But you should expect more out of your education than that. In the College of Arts and Sciences few of your courses are specifically required for any profession. Rather, their purpose is to teach you how to think critically, but not what to think. No one has the right to pressure you to change your opinions, or to shame you for them. The purpose of education is to teach you the necessity of thinking for yourself, the necessity of asking critical questions of yourself and of others and how to find perceptive and penetrating questions to ask. It is also to show you how other people may think, or may have thought, differently from you and the people around you. It is to take you into their world, to overcome the foreignness of their thought, to show you how they arrived at their conclusions and to ask if there is merit in their way of thinking. It is to lead into the minds of others remote from you, in time, space or ideology.

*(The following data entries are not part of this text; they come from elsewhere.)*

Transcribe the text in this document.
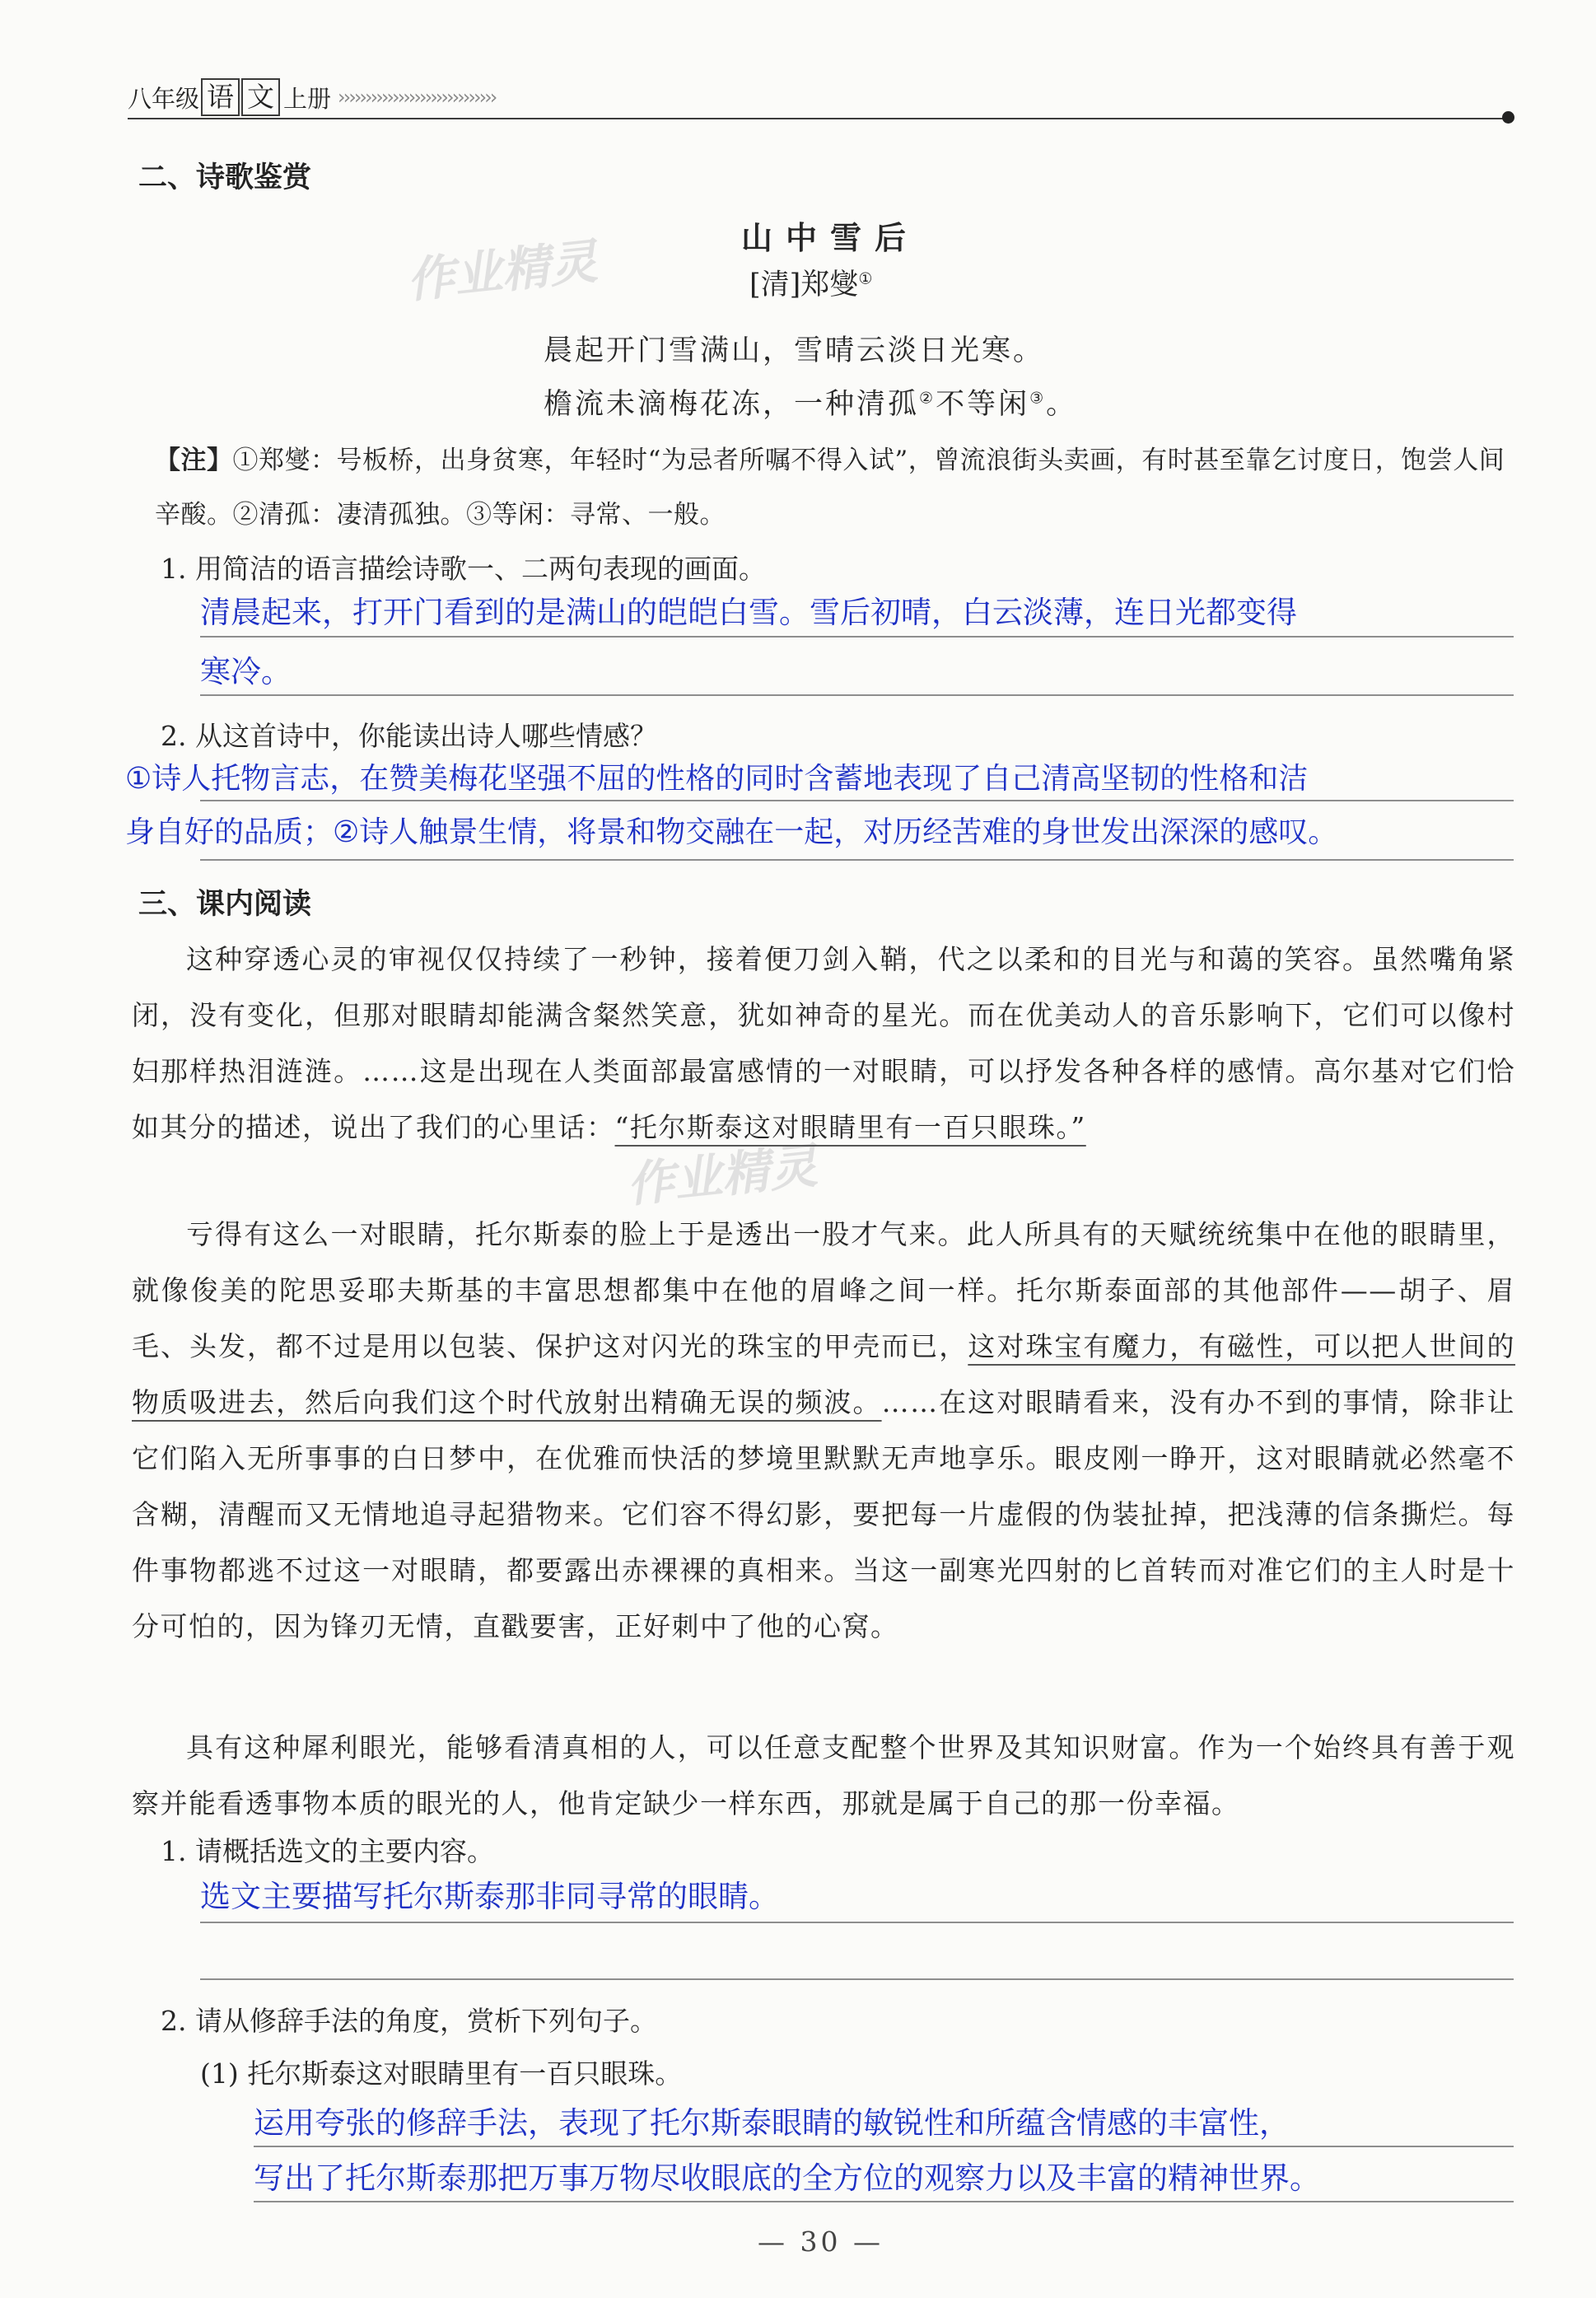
八年级 语 文 上册 ›››››››››››››››››››››››››››››
作业精灵
作业精灵
二、诗歌鉴赏
山中雪后
[清]郑燮①
晨起开门雪满山，雪晴云淡日光寒。
檐流未滴梅花冻，一种清孤②不等闲③。
【注】①郑燮：号板桥，出身贫寒，年轻时“为忌者所嘱不得入试”，曾流浪街头卖画，有时甚至靠乞讨度日，饱尝人间辛酸。②清孤：凄清孤独。③等闲：寻常、一般。
1. 用简洁的语言描绘诗歌一、二两句表现的画面。
清晨起来，打开门看到的是满山的皑皑白雪。雪后初晴，白云淡薄，连日光都变得
寒冷。
2. 从这首诗中，你能读出诗人哪些情感？
①诗人托物言志，在赞美梅花坚强不屈的性格的同时含蓄地表现了自己清高坚韧的性格和洁
身自好的品质；②诗人触景生情，将景和物交融在一起，对历经苦难的身世发出深深的感叹。
三、课内阅读
这种穿透心灵的审视仅仅持续了一秒钟，接着便刀剑入鞘，代之以柔和的目光与和蔼的笑容。虽然嘴角紧闭，没有变化，但那对眼睛却能满含粲然笑意，犹如神奇的星光。而在优美动人的音乐影响下，它们可以像村妇那样热泪涟涟。……这是出现在人类面部最富感情的一对眼睛，可以抒发各种各样的感情。高尔基对它们恰如其分的描述，说出了我们的心里话：“托尔斯泰这对眼睛里有一百只眼珠。”
亏得有这么一对眼睛，托尔斯泰的脸上于是透出一股才气来。此人所具有的天赋统统集中在他的眼睛里，就像俊美的陀思妥耶夫斯基的丰富思想都集中在他的眉峰之间一样。托尔斯泰面部的其他部件——胡子、眉毛、头发，都不过是用以包装、保护这对闪光的珠宝的甲壳而已，这对珠宝有魔力，有磁性，可以把人世间的物质吸进去，然后向我们这个时代放射出精确无误的频波。……在这对眼睛看来，没有办不到的事情，除非让它们陷入无所事事的白日梦中，在优雅而快活的梦境里默默无声地享乐。眼皮刚一睁开，这对眼睛就必然毫不含糊，清醒而又无情地追寻起猎物来。它们容不得幻影，要把每一片虚假的伪装扯掉，把浅薄的信条撕烂。每件事物都逃不过这一对眼睛，都要露出赤裸裸的真相来。当这一副寒光四射的匕首转而对准它们的主人时是十分可怕的，因为锋刃无情，直戳要害，正好刺中了他的心窝。
具有这种犀利眼光，能够看清真相的人，可以任意支配整个世界及其知识财富。作为一个始终具有善于观察并能看透事物本质的眼光的人，他肯定缺少一样东西，那就是属于自己的那一份幸福。
1. 请概括选文的主要内容。
选文主要描写托尔斯泰那非同寻常的眼睛。
2. 请从修辞手法的角度，赏析下列句子。
(1) 托尔斯泰这对眼睛里有一百只眼珠。
运用夸张的修辞手法，表现了托尔斯泰眼睛的敏锐性和所蕴含情感的丰富性，
写出了托尔斯泰那把万事万物尽收眼底的全方位的观察力以及丰富的精神世界。
— 30 —
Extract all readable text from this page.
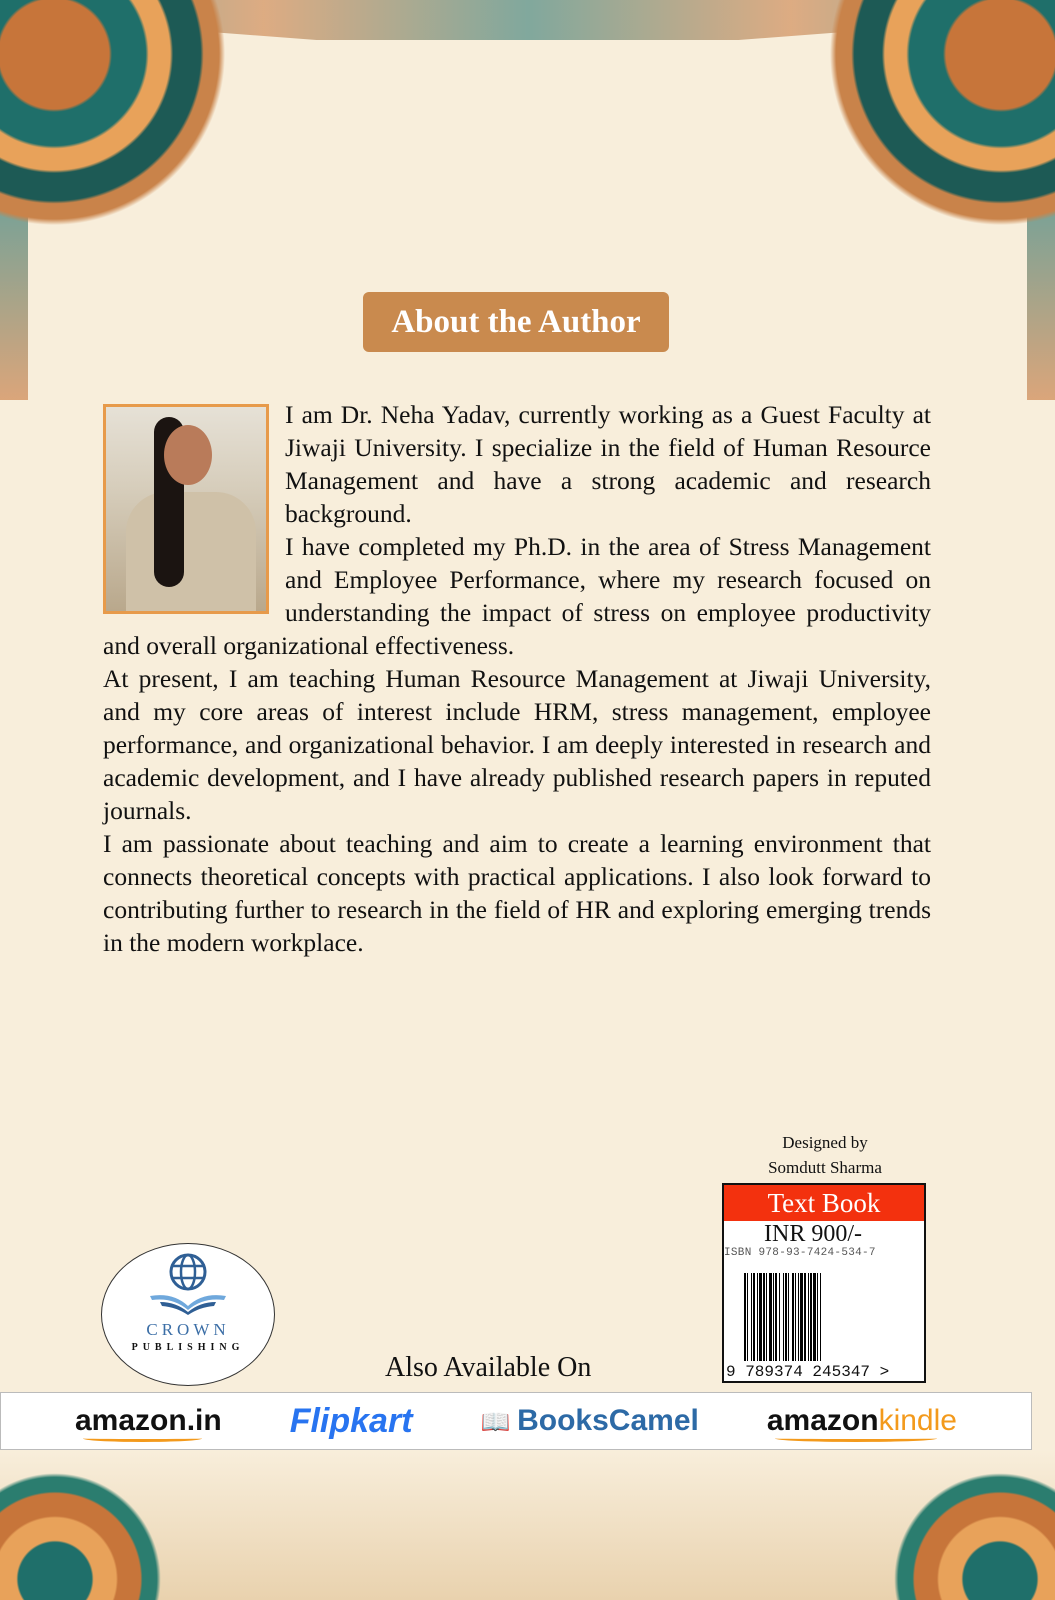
About the Author

I am Dr. Neha Yadav, currently working as a Guest Faculty at Jiwaji University. I specialize in the field of Human Resource Management and have a strong academic and research background.

I have completed my Ph.D. in the area of Stress Management and Employee Performance, where my research focused on understanding the impact of stress on employee productivity and overall organizational effectiveness.

At present, I am teaching Human Resource Management at Jiwaji University, and my core areas of interest include HRM, stress management, employee performance, and organizational behavior. I am deeply interested in research and academic development, and I have already published research papers in reputed journals.

I am passionate about teaching and aim to create a learning environment that connects theoretical concepts with practical applications. I also look forward to contributing further to research in the field of HR and exploring emerging trends in the modern workplace.

Designed by
Somdutt Sharma
Text Book
INR 900/-
ISBN 978-93-7424-534-7
9 789374 245347 >
CROWN
PUBLISHING
Also Available On
amazon.in Flipkart	📖 BooksCamel amazonkindle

Confrontation with unfamiliar ideas may make you uncomfortable, or even feel ‘unsafe’ in your ideas. That is the purpose of education. For example, a few hundred years ago many people believed in the divine right of kings to absolute rule. That seems bizarre to most of us today, but it was a belief widely held, not just by kings’ PR flacks. Its supporters had arguments that they took seriously; we should try to enter into their minds and understand how and why they thought so differently than we do. The idea survived into the 20th century in Russia, the Ottoman Caliphate and the Chinese Mandate of Heaven. It was revived only a few years ago in the Caliphate of ISIS. John Locke found it necessary to refute it at length in his Treatises of Government, one of the root documents of democracy.
Whenever anyone tries to convince you of something, you should ask why and whether you should believe it. You should ask the same question about your own beliefs: Why should I believe this? “Everyone knows” or “everyone believes” are not good reasons.
In questions of fact, usually the truth is ascertainable: The sun rises in the east because of the way the Earth rotates, and that rotation changes only very slowly and imperceptibly (the technical term for that is the conservation of angular momentum). Columbus, and every mariner and educated person of his time, knew that the world is round because they could see distant ships “hull down” (the sails visible but not the hull, hidden by the curvature of the Earth). We know that George Washington was president because of an enormous body of documents that he signed as president, or that refer to him as president. We know that the climate is warming because of a great body of temperature records.
Sometimes finding the truth requires more effort. Some years ago it was widely asserted that 50,000 American children disappeared (without explanation — murdered by molesters? Sold into a fate worse than death?) every year. That would have been more than one out of every hundred children. A little thought showed that could not be: If anyone known to you, or known to anyone known to you, had disappeared, social circles very much larger than a hundred members, you would surely have known about it. It turned out that the actual number of disappeared children was a few dozen each year; the larger number was the number of missing persons reports filed, most of which were matters of someone staying at a friend’s overnight and not telling parents, or of custody disputes or other comparatively harmless events.
But many other questions are not so easily answered. We cannot know for sure the intentions of Russia, China, Iran or North Korea. We do not know if climate change leads to more intense or frequent storms (statistical evidence, to the extent it exists, indicates it hasn’t in the past, but there is no sound basis for extrapolation to the future).
Political or moral questions cannot generally be decided empirically; historians will argue forever about the causes of the American Revolution. But experience may be a valuable guide, although people will disagree about how to interpret it. As absurd and pernicious the divine right of kings may seem to us today, it is probably preferable to a state of frequent civil war, as was the case during much of the Roman Republic and Empire.
When someone makes a confident assertion, ask why he believes it. Unless it is a matter of demonstrable or verifiable fact, it is your job to make him uncomfortable and ‘unsafe’ in his beliefs. If your professors aren’t doing that to you, we are not doing our job.